The very best of Szoboszlai was unleashed in last month’s comfortable home victory over Nottingham Forest, where he registered two assists and four key passes, as well as the typically reliable off-the-ball performance.

Left central midfield

Dutch youth international Ryan Gravenberch was a player on Liverpool’s radar for a number of years before his switch to Bayern Munich on a free last summer, but the 21-year-old was quickly discarded in Bavaria by Thomas Tuchel. A £34m deal to bring the midfielder to Anfield was agreed on Deadline Day despite late drama surrounding Bayern’s inability to sign replacement target Joao Palhinha from Fulham.

When fit, Thiago has certainly added another dimension or two to his role on the left of the two ‘eight’ roles, and evolved Liverpool’s midfield into a more technically secure unit.

Gravenberch’s remarkable athleticism has undoubtedly made a difference in the middle of the park in his opening appearances this season, but it’s his on-ball prowess that provided a very welcome surprise for Liverpool supporters this season.

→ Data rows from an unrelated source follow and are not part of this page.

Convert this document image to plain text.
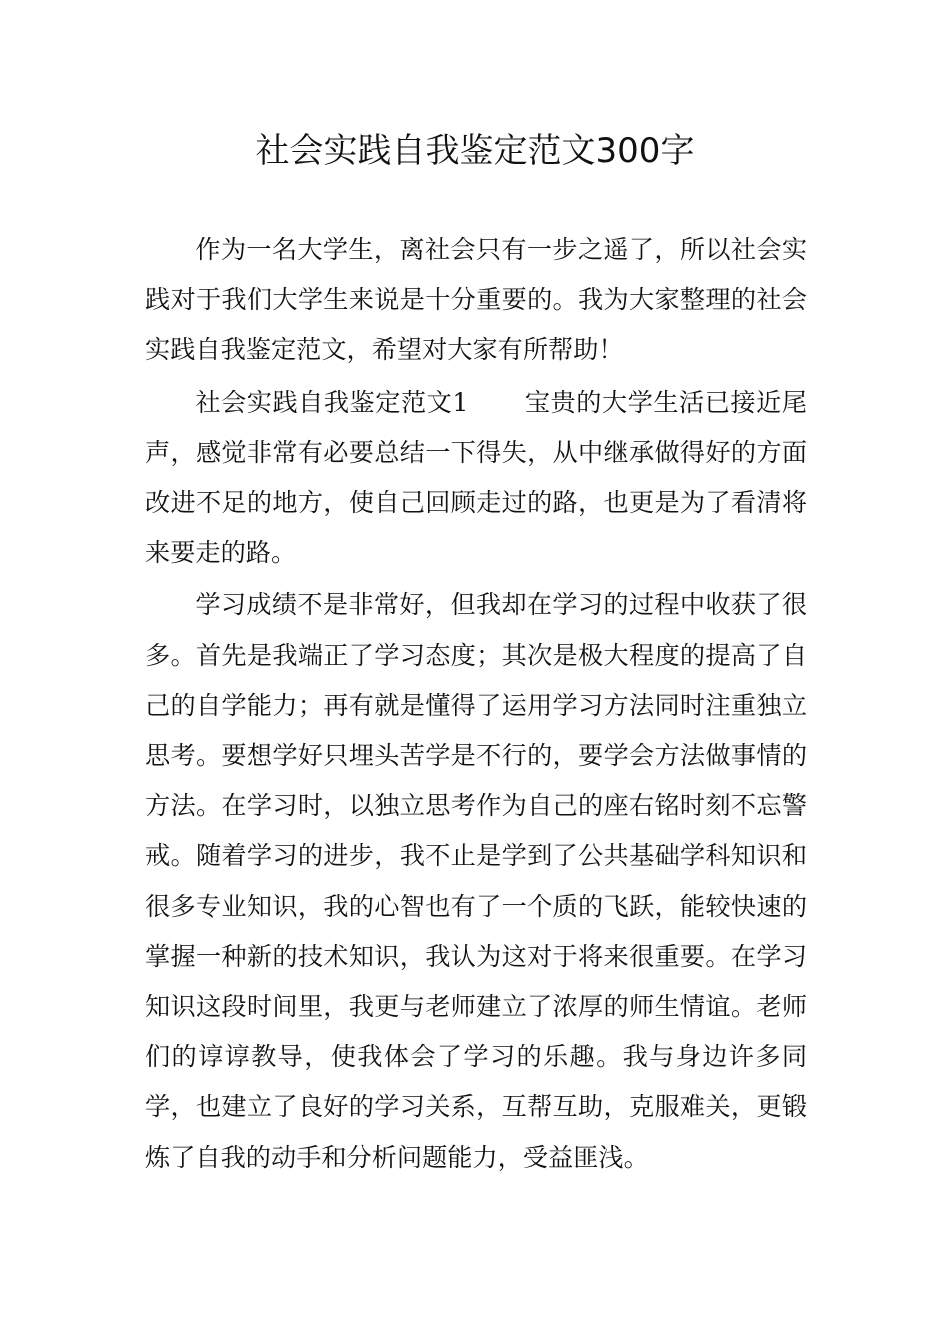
社会实践自我鉴定范文300字

作为一名大学生，离社会只有一步之遥了，所以社会实践对于我们大学生来说是十分重要的。我为大家整理的社会实践自我鉴定范文，希望对大家有所帮助！

社会实践自我鉴定范文1 宝贵的大学生活已接近尾声，感觉非常有必要总结一下得失，从中继承做得好的方面改进不足的地方，使自己回顾走过的路，也更是为了看清将来要走的路。

学习成绩不是非常好，但我却在学习的过程中收获了很多。首先是我端正了学习态度；其次是极大程度的提高了自己的自学能力；再有就是懂得了运用学习方法同时注重独立思考。要想学好只埋头苦学是不行的，要学会方法做事情的方法。在学习时，以独立思考作为自己的座右铭时刻不忘警戒。随着学习的进步，我不止是学到了公共基础学科知识和很多专业知识，我的心智也有了一个质的飞跃，能较快速的掌握一种新的技术知识，我认为这对于将来很重要。在学习知识这段时间里，我更与老师建立了浓厚的师生情谊。老师们的谆谆教导，使我体会了学习的乐趣。我与身边许多同学，也建立了良好的学习关系，互帮互助，克服难关，更锻炼了自我的动手和分析问题能力，受益匪浅。
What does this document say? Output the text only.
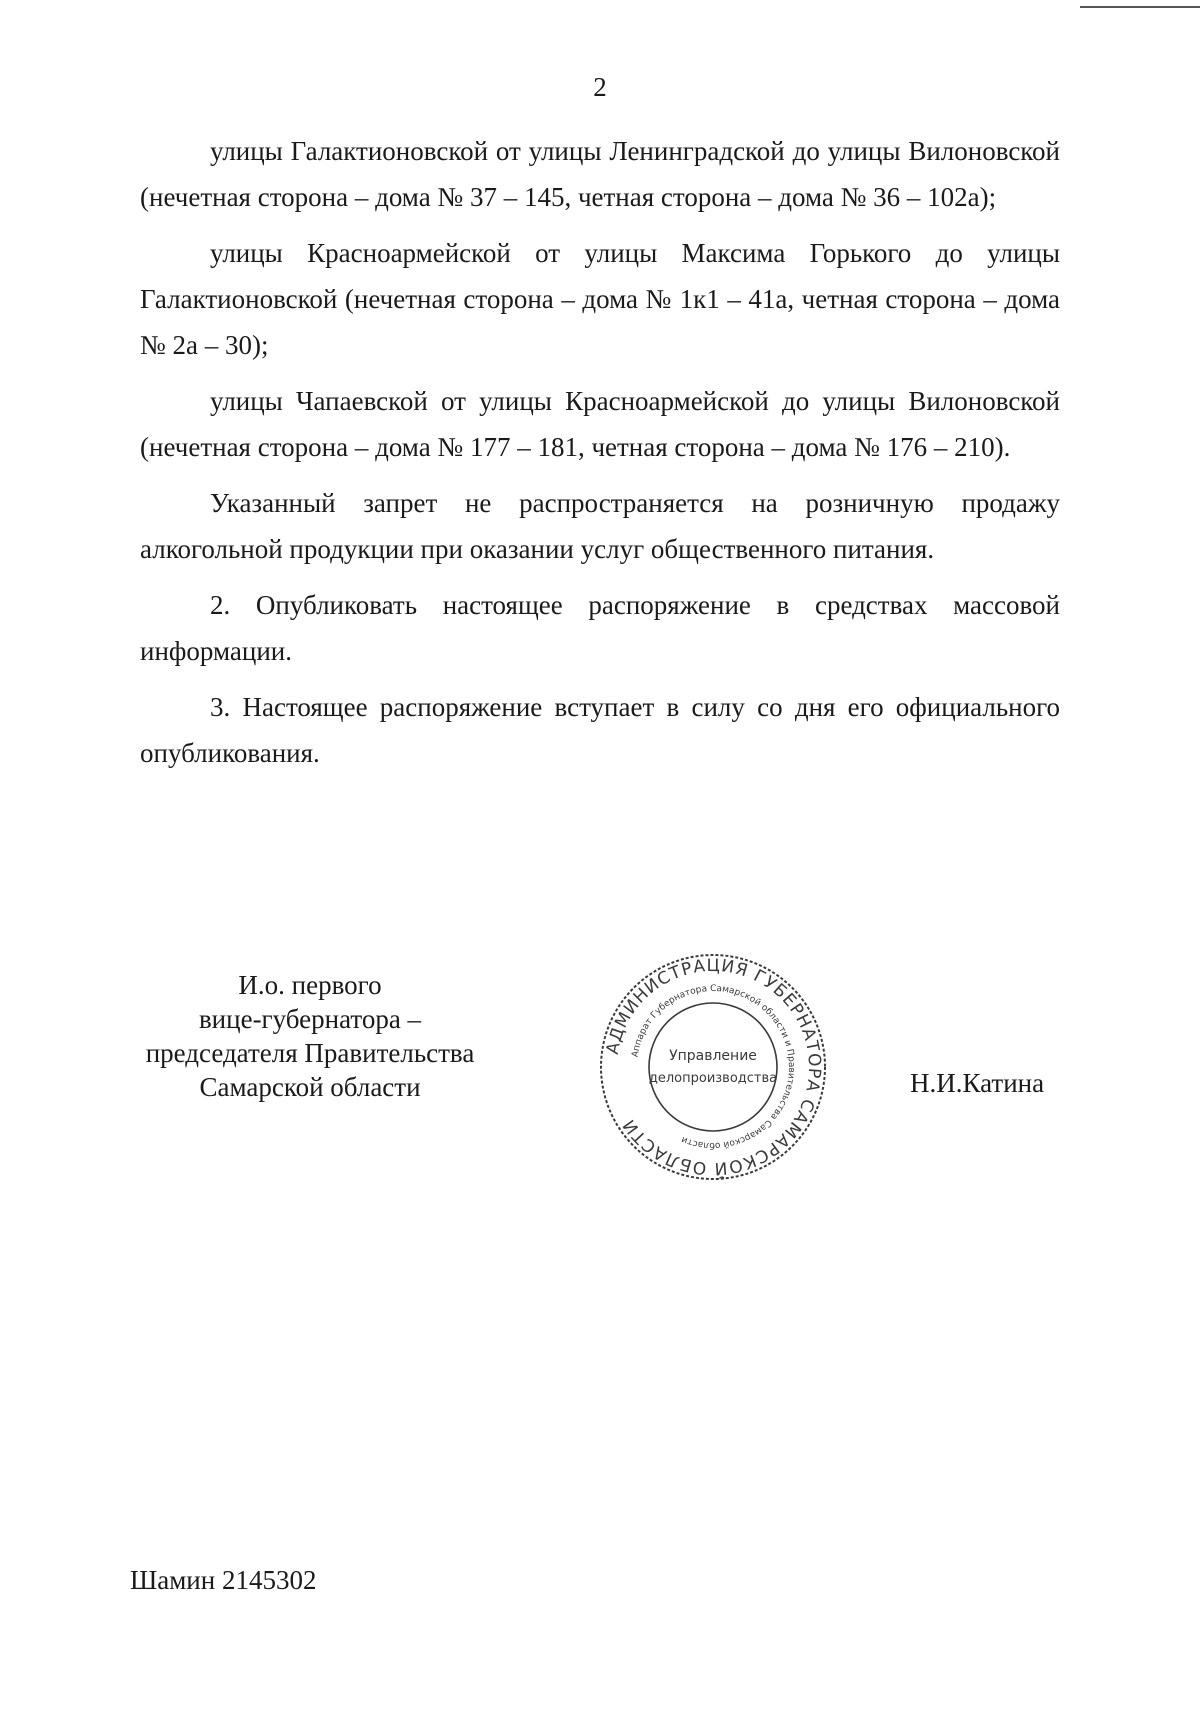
2

улицы Галактионовской от улицы Ленинградской до улицы Вилоновской (нечетная сторона – дома № 37 – 145, четная сторона – дома № 36 – 102а);

улицы Красноармейской от улицы Максима Горького до улицы Галактионовской (нечетная сторона – дома № 1к1 – 41а, четная сторона – дома № 2а – 30);

улицы Чапаевской от улицы Красноармейской до улицы Вилоновской (нечетная сторона – дома № 177 – 181, четная сторона – дома № 176 – 210).

Указанный запрет не распространяется на розничную продажу алкогольной продукции при оказании услуг общественного питания.

2. Опубликовать настоящее распоряжение в средствах массовой информации.

3. Настоящее распоряжение вступает в силу со дня его официального опубликования.

И.о. первого
вице-губернатора –
председателя Правительства
Самарской области
АДМИНИСТРАЦИЯ ГУБЕРНАТОРА САМАРСКОЙ ОБЛАСТИ
Аппарат Губернатора Самарской области и Правительства Самарской области
Управление
делопроизводства	Н.И.Катина
Шамин 2145302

The summer arrival possesses great ball-carrying talent, can break the lines with his incisive passing and dribbling, whilst being able to comfortably drop into the No.6 position to progress the play from deep. Already, Gravenberch’s profile has attracted premature comparisons to the likes of Yaya Toure and Paul Pogba for his elegance on the ball despite being one of the tallest midfielders in the Premier League.

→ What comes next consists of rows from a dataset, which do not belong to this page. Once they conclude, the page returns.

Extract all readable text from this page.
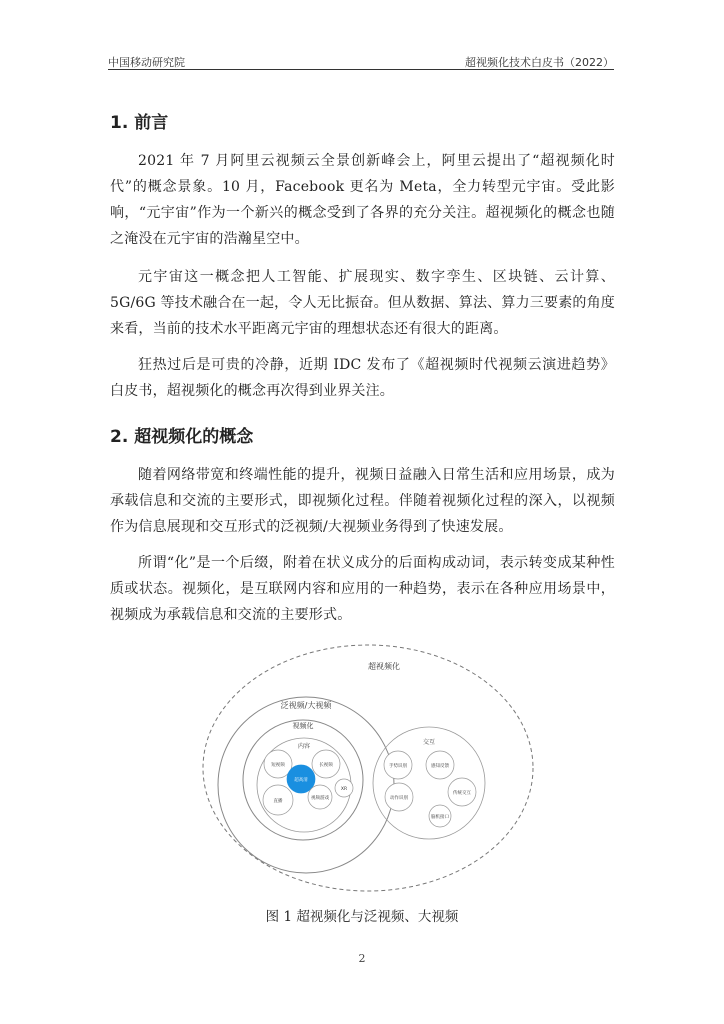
中国移动研究院	超视频化技术白皮书（2022）
1. 前言

2021 年 7 月阿里云视频云全景创新峰会上，阿里云提出了“超视频化时代”的概念景象。10 月，Facebook 更名为 Meta，全力转型元宇宙。受此影响，“元宇宙”作为一个新兴的概念受到了各界的充分关注。超视频化的概念也随之淹没在元宇宙的浩瀚星空中。

元宇宙这一概念把人工智能、扩展现实、数字孪生、区块链、云计算、5G/6G 等技术融合在一起，令人无比振奋。但从数据、算法、算力三要素的角度来看，当前的技术水平距离元宇宙的理想状态还有很大的距离。

狂热过后是可贵的冷静，近期 IDC 发布了《超视频时代视频云演进趋势》白皮书，超视频化的概念再次得到业界关注。

2. 超视频化的概念

随着网络带宽和终端性能的提升，视频日益融入日常生活和应用场景，成为承载信息和交流的主要形式，即视频化过程。伴随着视频化过程的深入，以视频作为信息展现和交互形式的泛视频/大视频业务得到了快速发展。

所谓“化”是一个后缀，附着在状义成分的后面构成动词，表示转变成某种性质或状态。视频化，是互联网内容和应用的一种趋势，表示在各种应用场景中，视频成为承载信息和交流的主要形式。

超视频化
泛视频/大视频
视频化
内容
短视频	长视频
超高清
XR
视频游戏
直播
交互
手势识别	感知反馈
动作识别
传统交互
脑机接口
图 1 超视频化与泛视频、大视频
2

Goals against Union Saint-Gilloise and Toulouse in the Europa League have served as a breath of fresh air for a side who have deeply struggled for goals from the centre of the pitch for a number of years. It shouldn’t come as a surprise, however, as the youngster was averaging 2.73 shot-creating actions per 90 during his time in the Eredivisie; most of the Dutchman’s tenure was spent playing in a double pivot under Erik Ten Hag.

Comparison graph – Ryan Gravenberch (blue) vs Curtis Jones (red). 2023/24 stats, created using MCLach Bot

Before the contentious red card offence in September’s defeat at the Tottenham Hotspur Stadium, Curtis Jones was relishing his opportunity as a mainstay on the left of Liverpool’s midfield three. Jones had unarguably turned a corner when presented with a regular advanced midfield role in the starting lineup towards the end of last season, coinciding with an upturn in results as the Reds ended the season unbeaten in their last 11 Premier League games. Healthy competition is beneficial for every successful team, and Liverpool finally seem to have that in abundance this season.

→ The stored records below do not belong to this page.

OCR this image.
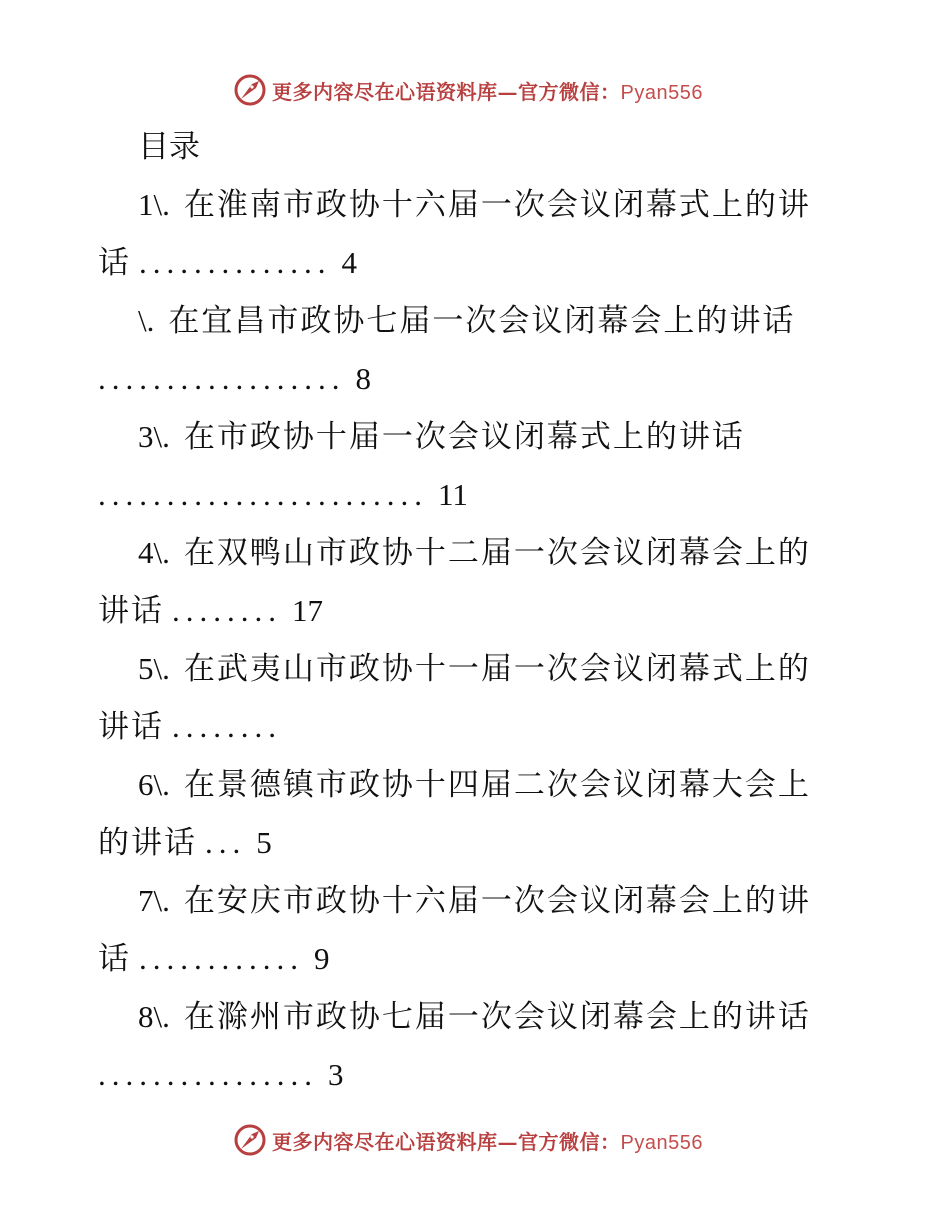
更多内容尽在心语资料库—官方微信：Pyan556
目录
1\. 在淮南市政协十六届一次会议闭幕式上的讲
话 .............. 4
\. 在宜昌市政协七届一次会议闭幕会上的讲话
.................. 8
3\. 在市政协十届一次会议闭幕式上的讲话
........................ 11
4\. 在双鸭山市政协十二届一次会议闭幕会上的
讲话 ........ 17
5\. 在武夷山市政协十一届一次会议闭幕式上的
讲话 ........
6\. 在景德镇市政协十四届二次会议闭幕大会上
的讲话 ... 5
7\. 在安庆市政协十六届一次会议闭幕会上的讲
话 ............ 9
8\. 在滁州市政协七届一次会议闭幕会上的讲话
................ 3
更多内容尽在心语资料库—官方微信：Pyan556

As shown in the data, the 22-year-old Scouser holds up fairly well in most metrics against the newly arriving Gravenberch, yet there are notable differences in terms of chance creation and progressive dribbling. The Dutchman leads in ball-carrying as well as both key and progressive passing, reaffirming his rare technical profile for a player of his size. Inevitably, there are areas of Gravenberch’s name which still need to be ironed out; he is averaging almost double the amount of turnovers as Jones this season – perhaps emphasising the need to be safer in possession on occasions.

On the defensive end, the capped Netherlands midfielder naturally leads Jones in most metrics due to his years of experience playing in a double pivot, boasting impressive interception and aerial numbers. However, and perhaps surprisingly, it is the young Englishman who holds the considerably higher percentage of dribblers tackled as he continues to evolve from a left-sided attacking academy prodigy to a technically safe all-action midfielder with the total trust of the manager, as it would seem.

In short, despite some noticeable shortfalls in defending transitions, Liverpool’s transformed midfield is performing exceptionally stronger than that of last season, where the Reds recorded their lowest league finish since 2015-16. The talented Spanish pair of Stefan Bajcetic and Thiago Alcantara are yet to feature for the Reds in the Premier League this season, and yet Klopp’s side find themselves in a position with genuine aspirations of their 20th title. Whether another defensive-minded midfielder enters the doors of the AXA Training Centre in January remains to be seen, but the once inescapable plethora of rumours surrounding the potential signing of Andre Trindade from Fluminense have certainly dissolved since the Copa Libertadores final.